The media loves fear because it sells. Advertisers love fear because it motivates. And actually, people even have a bias towards fear, which causes them to perk up with great interest and attention, often more so than any positive messaging ever could. And so, fear does a really good job at making optimism the enemy.


But fear is also control. And whether you are keeping yourself in a prison of your own making, or you are being oppressed by someone else, either way, you are unequivocally allowing yourself to be controlled.


The thing is, all animals, including humans, are set up with the fight, freeze, or flight response. This is an evolutionary mechanism that was given to us all for the sake of survival. So, while there is a time and place for this type of fear response, more often than not, our fears are actually more imaginary than they are actual. And if you think back to all of the things that you have feared in your life, I bet most, if not all, never actually happened.


But the difference between humans and animals is that as soon as an animal’s perception of threat is over, they forget about it and all of their systems go back to normal. For humans, however, fear has a more lingering effect. Humans tend to hold on to those memories, as well as the biological fear response, well after any perceived threat has passed. And this is the exact reason why fear is such a potent tool for manipulation, i.e., you only need to instill one perceived threat into someone’s mind in order to convince them that prolonged fear is simply inevitable and warranted. And once you establish that type of control mechanism, anything becomes possible, even the unthinkable. “Self-preservation” is truly the ultimate manipulation tool.

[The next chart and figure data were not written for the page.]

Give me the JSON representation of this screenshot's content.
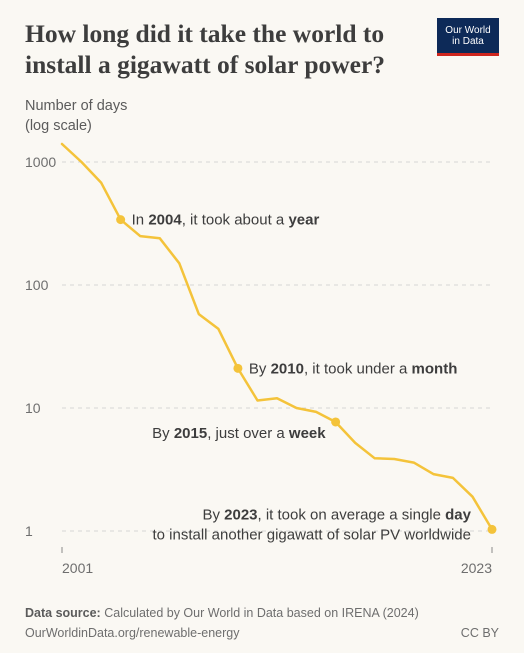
{
  "title": "How long did it take the world to install a gigawatt of solar power?",
  "logo": {
    "line1": "Our World",
    "line2": "in Data"
  },
  "y_axis_label": {
    "line1": "Number of days",
    "line2": "(log scale)"
  },
  "footer": {
    "source_label": "Data source:",
    "source_text": "Calculated by Our World in Data based on IRENA (2024)",
    "url": "OurWorldinData.org/renewable-energy",
    "license": "CC BY"
  },
  "colors": {
    "line": "#f4c33a",
    "text": "#3d3d3d",
    "grid": "#d6d6d6",
    "background": "#faf8f3"
  },
  "chart_data": {
    "type": "line",
    "y_scale": "log",
    "ylim": [
      1,
      1500
    ],
    "xlim": [
      2001,
      2023
    ],
    "y_ticks": [
      1,
      10,
      100,
      1000
    ],
    "y_tick_labels": [
      "1",
      "10",
      "100",
      "1000"
    ],
    "x_tick_labels": [
      "2001",
      "2023"
    ],
    "grid": true,
    "series": [
      {
        "x": [
          2001,
          2002,
          2003,
          2004,
          2005,
          2006,
          2007,
          2008,
          2009,
          2010,
          2011,
          2012,
          2013,
          2014,
          2015,
          2016,
          2017,
          2018,
          2019,
          2020,
          2021,
          2022,
          2023
        ],
        "y": [
          1400,
          1000,
          680,
          340,
          250,
          240,
          150,
          58,
          44,
          21,
          11.5,
          12,
          10,
          9.3,
          7.7,
          5.2,
          3.9,
          3.85,
          3.6,
          2.9,
          2.7,
          1.9,
          1.03
        ]
      }
    ],
    "annotations": [
      {
        "x": 2004,
        "y": 340,
        "pre": "In ",
        "bold1": "2004",
        "mid": ", it took about a ",
        "bold2": "year",
        "post": ""
      },
      {
        "x": 2010,
        "y": 21,
        "pre": "By ",
        "bold1": "2010",
        "mid": ", it took under a ",
        "bold2": "month",
        "post": ""
      },
      {
        "x": 2015,
        "y": 7.7,
        "pre": "By ",
        "bold1": "2015",
        "mid": ", just over a ",
        "bold2": "week",
        "post": ""
      },
      {
        "x": 2023,
        "y": 1.03,
        "pre": "By ",
        "bold1": "2023",
        "mid": ", it took on average a single ",
        "bold2": "day",
        "post": "",
        "line2": "to install another gigawatt of solar PV worldwide"
      }
    ]
  }
}
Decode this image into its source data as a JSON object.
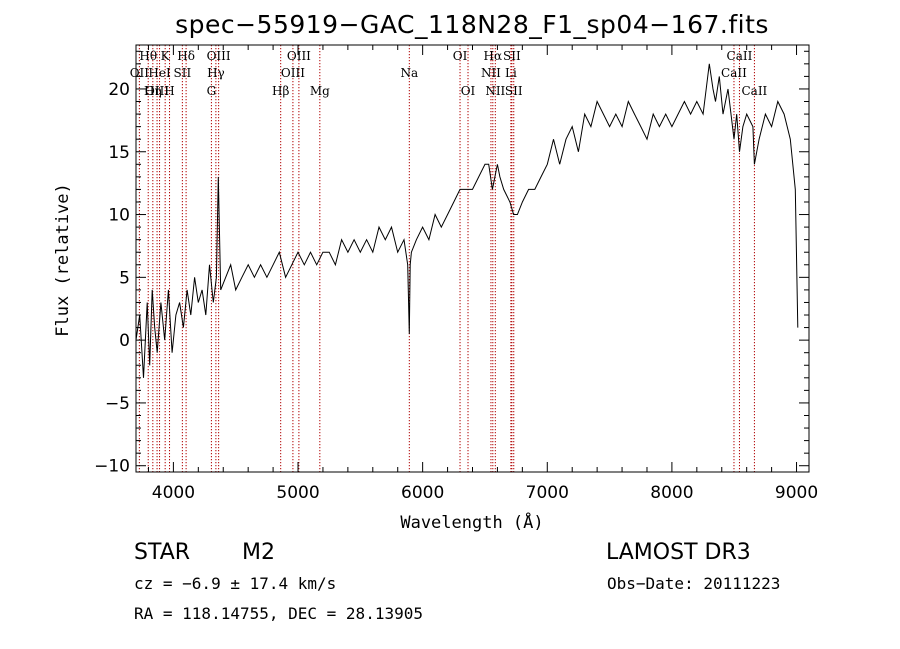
{
  "chart_data": {
    "type": "line",
    "title": "spec−55919−GAC_118N28_F1_sp04−167.fits",
    "xlabel": "Wavelength (Å)",
    "ylabel": "Flux (relative)",
    "xlim": [
      3700,
      9100
    ],
    "ylim": [
      -10.5,
      23.5
    ],
    "xticks": [
      4000,
      5000,
      6000,
      7000,
      8000,
      9000
    ],
    "xtick_labels": [
      "4000",
      "5000",
      "6000",
      "7000",
      "8000",
      "9000"
    ],
    "yticks": [
      -10,
      -5,
      0,
      5,
      10,
      15,
      20
    ],
    "ytick_labels": [
      "−10",
      "−5",
      "0",
      "5",
      "10",
      "15",
      "20"
    ],
    "series": [
      {
        "name": "flux",
        "x": [
          3700,
          3730,
          3760,
          3790,
          3810,
          3830,
          3850,
          3870,
          3900,
          3930,
          3960,
          3990,
          4020,
          4050,
          4080,
          4110,
          4140,
          4170,
          4200,
          4230,
          4260,
          4290,
          4320,
          4345,
          4360,
          4380,
          4420,
          4460,
          4500,
          4550,
          4600,
          4650,
          4700,
          4750,
          4800,
          4850,
          4900,
          4950,
          5000,
          5050,
          5100,
          5150,
          5200,
          5250,
          5300,
          5350,
          5400,
          5450,
          5500,
          5550,
          5600,
          5650,
          5700,
          5750,
          5800,
          5850,
          5880,
          5893,
          5900,
          5910,
          5950,
          6000,
          6050,
          6100,
          6150,
          6200,
          6250,
          6300,
          6350,
          6400,
          6450,
          6500,
          6530,
          6560,
          6580,
          6600,
          6620,
          6650,
          6700,
          6730,
          6760,
          6800,
          6850,
          6900,
          6950,
          7000,
          7050,
          7100,
          7150,
          7200,
          7250,
          7300,
          7350,
          7400,
          7450,
          7500,
          7550,
          7600,
          7650,
          7700,
          7750,
          7800,
          7850,
          7900,
          7950,
          8000,
          8050,
          8100,
          8150,
          8200,
          8250,
          8300,
          8330,
          8350,
          8380,
          8410,
          8450,
          8498,
          8520,
          8542,
          8570,
          8600,
          8650,
          8662,
          8700,
          8750,
          8800,
          8850,
          8900,
          8950,
          8990,
          9010
        ],
        "values": [
          0,
          2,
          -3,
          3,
          -2,
          4,
          1,
          -1,
          3,
          0,
          4,
          -1,
          2,
          3,
          1,
          4,
          2,
          5,
          3,
          4,
          2,
          6,
          3,
          5,
          13,
          4,
          5,
          6,
          4,
          5,
          6,
          5,
          6,
          5,
          6,
          7,
          5,
          6,
          7,
          6,
          7,
          6,
          7,
          7,
          6,
          8,
          7,
          8,
          7,
          8,
          7,
          9,
          8,
          9,
          7,
          8,
          6,
          0.5,
          6,
          7,
          8,
          9,
          8,
          10,
          9,
          10,
          11,
          12,
          12,
          12,
          13,
          14,
          14,
          12,
          13,
          14,
          13,
          12,
          11,
          10,
          10,
          11,
          12,
          12,
          13,
          14,
          16,
          14,
          16,
          17,
          15,
          18,
          17,
          19,
          18,
          17,
          18,
          17,
          19,
          18,
          17,
          16,
          18,
          17,
          18,
          17,
          18,
          19,
          18,
          19,
          18,
          22,
          20,
          19,
          21,
          18,
          20,
          16,
          18,
          15,
          17,
          18,
          17,
          14,
          16,
          18,
          17,
          19,
          18,
          16,
          12,
          1
        ]
      }
    ],
    "spectral_lines": [
      {
        "label": "Hθ",
        "wavelength": 3798,
        "row": 1
      },
      {
        "label": "OII",
        "wavelength": 3727,
        "row": 2
      },
      {
        "label": "OIII",
        "wavelength": 3869,
        "row": 3
      },
      {
        "label": "K",
        "wavelength": 3934,
        "row": 1
      },
      {
        "label": "HeI",
        "wavelength": 3889,
        "row": 2
      },
      {
        "label": "Hη",
        "wavelength": 3835,
        "row": 3
      },
      {
        "label": "SII",
        "wavelength": 4072,
        "row": 2
      },
      {
        "label": "H",
        "wavelength": 3969,
        "row": 3
      },
      {
        "label": "Hδ",
        "wavelength": 4102,
        "row": 1
      },
      {
        "label": "OIII",
        "wavelength": 4363,
        "row": 1
      },
      {
        "label": "Hγ",
        "wavelength": 4341,
        "row": 2
      },
      {
        "label": "G",
        "wavelength": 4305,
        "row": 3
      },
      {
        "label": "OIII",
        "wavelength": 5007,
        "row": 1
      },
      {
        "label": "OIII",
        "wavelength": 4959,
        "row": 2
      },
      {
        "label": "Hβ",
        "wavelength": 4861,
        "row": 3
      },
      {
        "label": "Mg",
        "wavelength": 5175,
        "row": 3
      },
      {
        "label": "Na",
        "wavelength": 5893,
        "row": 2
      },
      {
        "label": "OI",
        "wavelength": 6300,
        "row": 1
      },
      {
        "label": "OI",
        "wavelength": 6364,
        "row": 3
      },
      {
        "label": "Hα",
        "wavelength": 6563,
        "row": 1
      },
      {
        "label": "SII",
        "wavelength": 6716,
        "row": 1
      },
      {
        "label": "NII",
        "wavelength": 6548,
        "row": 2
      },
      {
        "label": "Li",
        "wavelength": 6708,
        "row": 2
      },
      {
        "label": "NII",
        "wavelength": 6583,
        "row": 3
      },
      {
        "label": "SII",
        "wavelength": 6731,
        "row": 3
      },
      {
        "label": "CaII",
        "wavelength": 8542,
        "row": 1
      },
      {
        "label": "CaII",
        "wavelength": 8498,
        "row": 2
      },
      {
        "label": "CaII",
        "wavelength": 8662,
        "row": 3
      }
    ]
  },
  "info": {
    "object_type": "STAR",
    "object_class": "M2",
    "survey": "LAMOST DR3",
    "cz": "cz = −6.9 ± 17.4 km/s",
    "obs_date": "Obs−Date: 20111223",
    "radec": "RA = 118.14755, DEC =  28.13905"
  }
}
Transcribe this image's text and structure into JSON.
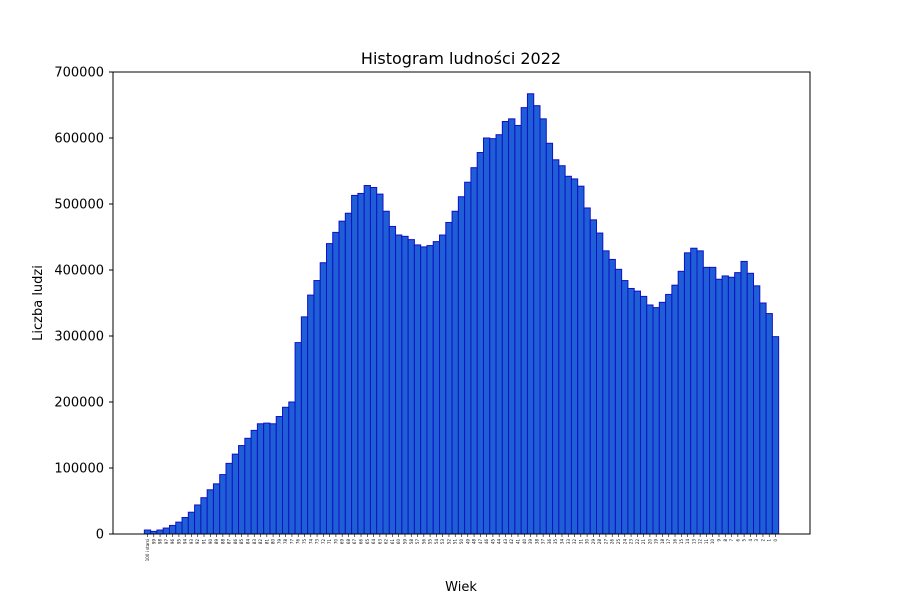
{
  "chart_data": {
    "type": "bar",
    "title": "Histogram ludności 2022",
    "xlabel": "Wiek",
    "ylabel": "Liczba ludzi",
    "ylim": [
      0,
      700000
    ],
    "yticks": [
      "0",
      "100000",
      "200000",
      "300000",
      "400000",
      "500000",
      "600000",
      "700000"
    ],
    "grid": false,
    "bar_color": "#1f5fd6",
    "edge_color": "#1010c8",
    "categories": [
      "100 i starsi",
      "99",
      "98",
      "97",
      "96",
      "95",
      "94",
      "93",
      "92",
      "91",
      "90",
      "89",
      "88",
      "87",
      "86",
      "85",
      "84",
      "83",
      "82",
      "81",
      "80",
      "79",
      "78",
      "77",
      "76",
      "75",
      "74",
      "73",
      "72",
      "71",
      "70",
      "69",
      "68",
      "67",
      "66",
      "65",
      "64",
      "63",
      "62",
      "61",
      "60",
      "59",
      "58",
      "57",
      "56",
      "55",
      "54",
      "53",
      "52",
      "51",
      "50",
      "49",
      "48",
      "47",
      "46",
      "45",
      "44",
      "43",
      "42",
      "41",
      "40",
      "39",
      "38",
      "37",
      "36",
      "35",
      "34",
      "33",
      "32",
      "31",
      "30",
      "29",
      "28",
      "27",
      "26",
      "25",
      "24",
      "23",
      "22",
      "21",
      "20",
      "19",
      "18",
      "17",
      "16",
      "15",
      "14",
      "13",
      "12",
      "11",
      "10",
      "9",
      "8",
      "7",
      "6",
      "5",
      "4",
      "3",
      "2",
      "1",
      "0"
    ],
    "values": [
      6000,
      4000,
      6000,
      9000,
      13000,
      18000,
      25000,
      33000,
      44000,
      55000,
      67000,
      76000,
      90000,
      107000,
      121000,
      134000,
      145000,
      157000,
      167000,
      168000,
      167000,
      178000,
      192000,
      200000,
      290000,
      329000,
      362000,
      384000,
      411000,
      440000,
      457000,
      474000,
      486000,
      513000,
      516000,
      528000,
      525000,
      515000,
      489000,
      466000,
      453000,
      451000,
      446000,
      438000,
      435000,
      437000,
      443000,
      453000,
      472000,
      489000,
      511000,
      533000,
      555000,
      578000,
      600000,
      599000,
      605000,
      625000,
      629000,
      619000,
      646000,
      667000,
      649000,
      629000,
      592000,
      567000,
      558000,
      542000,
      538000,
      527000,
      494000,
      476000,
      456000,
      429000,
      416000,
      401000,
      384000,
      372000,
      368000,
      360000,
      347000,
      343000,
      351000,
      363000,
      377000,
      398000,
      426000,
      433000,
      429000,
      404000,
      404000,
      386000,
      391000,
      389000,
      396000,
      413000,
      395000,
      376000,
      350000,
      334000,
      299000
    ]
  }
}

So, then, how do we break these chains of fear and find a sense of inner peace and self-control once again?


We choose.


Choice is one of the best tools we have in enacting our freedom. We can choose not to be afraid. We can choose to look at the facts and not automatically succumb to doomsday “predictions” that play out over and over again in our minds. We can choose to think for ourselves and not implicitly trust or take everything we see, hear, or are being told at face value. And we can try to be more grounded when making our decisions so that those decisions are informed and are being made wisely rather than in haste.


Most of all, we need to recognize when we are indeed being manipulated by negative and fearful messaging, and then we need to start asking questions in order to separate fact from fiction. Because when there is so much at stake, we simply cannot afford to make decisions strictly out of fear for, if we do, most likely we will live to regret it.